Moses returned to the field for Alabama in 2020, leading the team in tackles while starting 13 games, but he noted he had to play through pain throughout most of his entire last season with the Crimson Tide.

Still, to Saban, Moses going undrafted was surprising because he was a player who was able to return to the field following his injury and still contribute. 

"You know, in my time in the league, when guys were injured and they came back and played, that usually got out of that 5 medical grade, which is undraftable," Saban said. 

"It might have been a 4 medical grade, which means a guy does have an injury, it could be a problem in the future, but he’s come back and played with it so we ought to give him an opportunity, which I certainly think that’s where Dylan Moses should’ve fallen for sure and should’ve gotten an opportunity because he played all season long for us. And I think that should be good enough indicator that he, you know, can play in the NFL.”

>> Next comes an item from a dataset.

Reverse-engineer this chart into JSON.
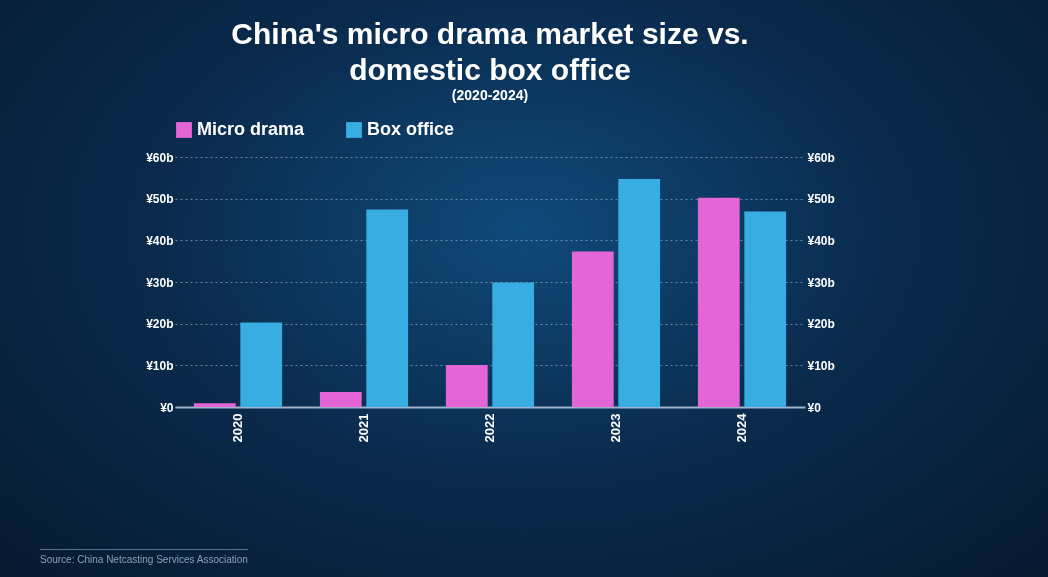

Moses ended his college career with 30 starts, 196 tackles, 22 tackles for loss, six sacks, three forced fumbles, six pass deflections, and two interceptions. He is the only linebacker the Jaguars added among their 15 rookies (nine draft picks, six undrafted free agents). 

The Jaguars have several coaches with ties to Alabama, so they should know as well as anyone about the kind of player they signed in Moses. Head coach Urban Meyer is close with Saban, defensive line coach Tosh Lupoi was Alabama's primary recruiter for Moses, and assistant head coach and inside linebackers coach Charlie Strong, who is now Moses' position coach, was a defensive analyst with Alabama in 2020.

And, Saban reminded reporters, the medical grades don't always tell the full story. Saban knows this better than anyone. 

"Don’t forget, when I was the coach at the Miami Dolphins, doctors failed Drew Brees on a physical," Saban said. 

"From that time on he made about 14 Pro Bowls, won a Super Bowl, passed for like I don’t know how many thousands of yards. So I guess they make mistakes, too.”